How to break out from a fold function in haskell when the accumulator met a certain condition?

One of the options would be using scanl function, which returns a list of intermediate calculations of foldl.

Thus, scanl1 (+) (map someFunction myList) will return the intermediate sums of your calculations. And since Haskell is a lazy language it won't calculate all the values of myList until you need it. For example:

take 5 $ scanl1 (+) (map someFunction myList)

will calculate someFunction 5 times and return the list of these 5 results.

After that you can use either takeWhile or dropWhile and stop the calculation, when a certain condition is True. For example:

head $ dropWhile (< 1000) $ scanl1 (+) [1..1000000000]

will stop the calculation, when sum of the numbers reaches 1000 and returns 1035.


Another technique is to use a foldM with Either to capture the early termination effect. Left signals early termination.

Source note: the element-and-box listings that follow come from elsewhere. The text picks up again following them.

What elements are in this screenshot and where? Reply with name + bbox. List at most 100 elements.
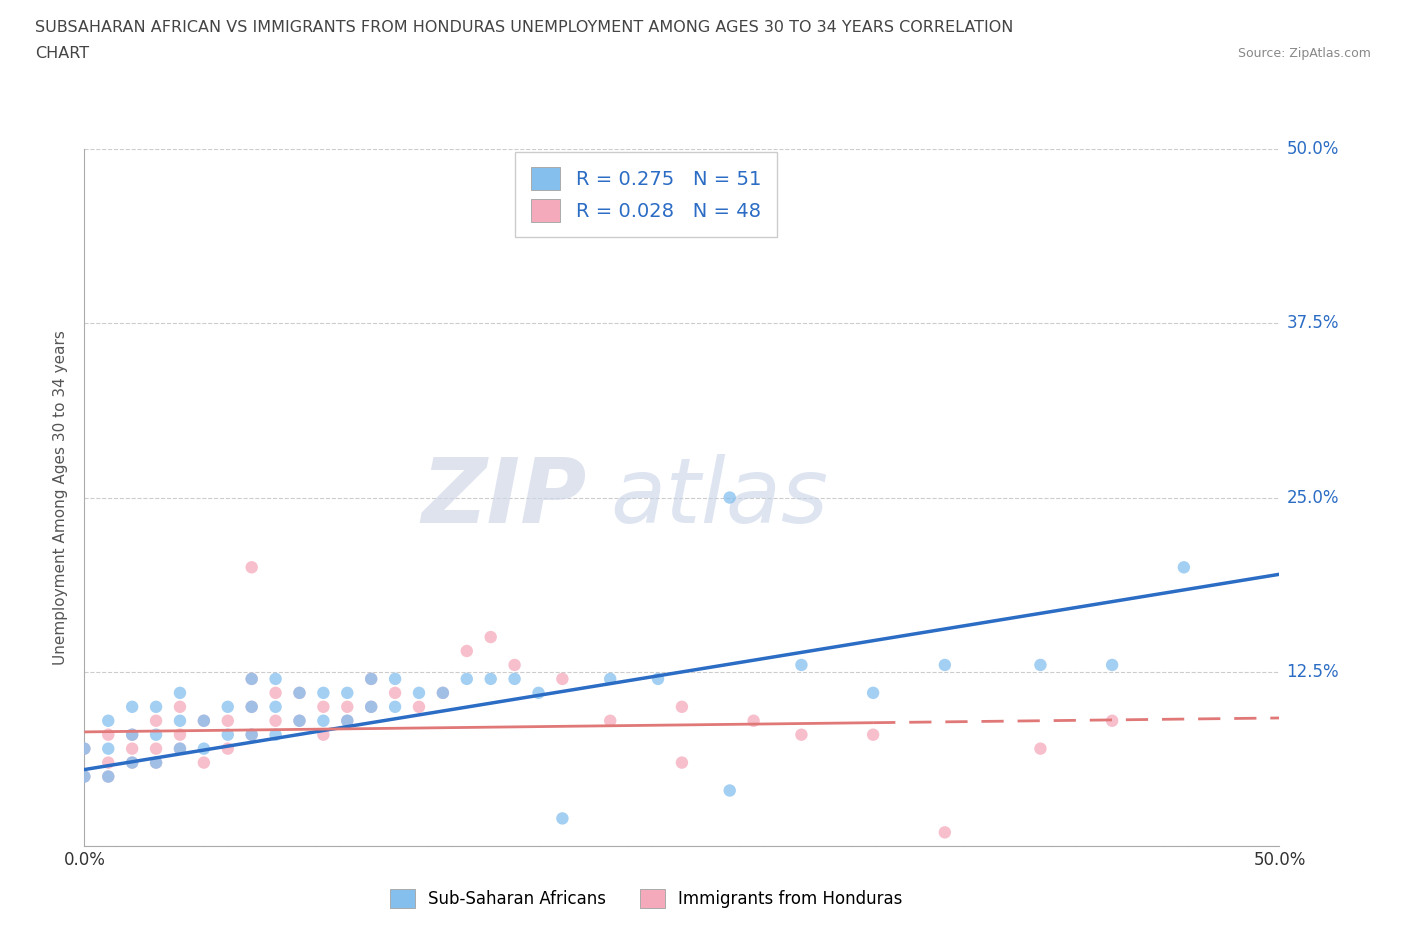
Point (193, 713, 215, 728)
Point (121, 727, 143, 742)
Point (240, 727, 263, 742)
Point (1029, 741, 1052, 756)
Point (503, 658, 526, 672)
Point (790, 658, 813, 672)
Point (145, 699, 167, 714)
Text: atlas: atlas (610, 454, 828, 541)
Point (742, 713, 765, 728)
Point (264, 727, 287, 742)
Point (718, 783, 741, 798)
Point (240, 699, 263, 714)
Point (384, 699, 406, 714)
Point (551, 671, 574, 686)
Point (336, 699, 359, 714)
Point (240, 727, 263, 742)
Point (169, 741, 191, 756)
Point (671, 699, 693, 714)
Point (527, 685, 550, 700)
Point (479, 630, 502, 644)
Text: Source: ZipAtlas.com: Source: ZipAtlas.com (1237, 46, 1371, 60)
Point (408, 699, 430, 714)
Point (97, 769, 120, 784)
Point (97, 713, 120, 728)
Point (217, 741, 239, 756)
Point (97, 741, 120, 756)
Point (790, 727, 813, 742)
Point (408, 685, 430, 700)
Point (312, 713, 335, 728)
Text: SUBSAHARAN AFRICAN VS IMMIGRANTS FROM HONDURAS UNEMPLOYMENT AMONG AGES 30 TO 34 : SUBSAHARAN AFRICAN VS IMMIGRANTS FROM HO… (35, 20, 1014, 35)
Point (1029, 658, 1052, 672)
Point (456, 644, 478, 658)
Point (264, 685, 287, 700)
Point (121, 755, 143, 770)
Point (360, 671, 382, 686)
Point (145, 741, 167, 756)
Text: CHART: CHART (35, 46, 89, 61)
Point (551, 811, 574, 826)
Point (934, 825, 956, 840)
Point (145, 727, 167, 742)
Point (1101, 713, 1123, 728)
Point (479, 671, 502, 686)
Point (145, 755, 167, 770)
Point (360, 671, 382, 686)
Point (193, 755, 215, 770)
Point (97, 755, 120, 770)
Point (169, 699, 191, 714)
Point (312, 685, 335, 700)
Point (862, 727, 884, 742)
Point (264, 713, 287, 728)
Point (121, 741, 143, 756)
Point (73, 769, 96, 784)
Point (240, 560, 263, 575)
Point (456, 671, 478, 686)
Point (169, 741, 191, 756)
Point (599, 671, 621, 686)
Text: 12.5%: 12.5% (1286, 663, 1339, 681)
Point (312, 727, 335, 742)
Point (432, 685, 454, 700)
Legend: Sub-Saharan Africans, Immigrants from Honduras: Sub-Saharan Africans, Immigrants from Ho… (384, 883, 908, 915)
Point (288, 685, 311, 700)
Point (169, 727, 191, 742)
Point (934, 658, 956, 672)
Point (217, 699, 239, 714)
Point (599, 713, 621, 728)
Point (360, 699, 382, 714)
Point (264, 671, 287, 686)
Point (121, 755, 143, 770)
Point (240, 671, 263, 686)
Point (503, 671, 526, 686)
Point (288, 713, 311, 728)
Point (73, 741, 96, 756)
Point (193, 741, 215, 756)
Point (312, 699, 335, 714)
Point (121, 727, 143, 742)
Point (432, 685, 454, 700)
Point (169, 685, 191, 700)
Text: 37.5%: 37.5% (1286, 314, 1339, 332)
Text: ZIP: ZIP (420, 454, 586, 541)
Point (73, 741, 96, 756)
Point (1173, 560, 1195, 575)
Point (336, 685, 359, 700)
Point (97, 727, 120, 742)
Point (671, 755, 693, 770)
Point (264, 699, 287, 714)
Point (73, 769, 96, 784)
Point (718, 490, 741, 505)
Point (97, 769, 120, 784)
Point (360, 699, 382, 714)
Point (145, 755, 167, 770)
Point (336, 713, 359, 728)
Point (647, 671, 669, 686)
Point (1101, 658, 1123, 672)
Point (169, 713, 191, 728)
Point (240, 671, 263, 686)
Point (145, 713, 167, 728)
Point (862, 685, 884, 700)
Point (288, 713, 311, 728)
Point (193, 713, 215, 728)
Point (240, 699, 263, 714)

import Control.Monad(foldM)

sumSome :: (Num n,Ord n) => n -> [n] -> Either n n
sumSome thresh = foldM f 0
  where
    f a n 
      | a >= thresh = Left a
      | otherwise   = Right (a+n)

To ignore the exit condition, just compose with either id id.

sumSome' :: (Num n,Ord n) => n -> [n] -> n
sumSome' n = either id id . sumSome n

Use a bounded addition operator instead of (+) with foldl.

foldl (\b a -> b + if b > someThreshold then 0 else a) 0 (map someFunction myList)

Because Haskell is non-strict, only calls to someFunction that are necessary to evaluate the if-then-else are themselves evaluated. fold still traverses the entire list.

> foldl (\b a -> b + if b > 10 then 0 else a) 0 (map (trace "foo") [1..20])
foo
foo
foo
foo
foo
15

sum [1..5] > 10, and you can see that trace "foo" only executes 5 times, not 20.

Instead of foldl, though, you should use the strict version foldl' from Data.Foldable.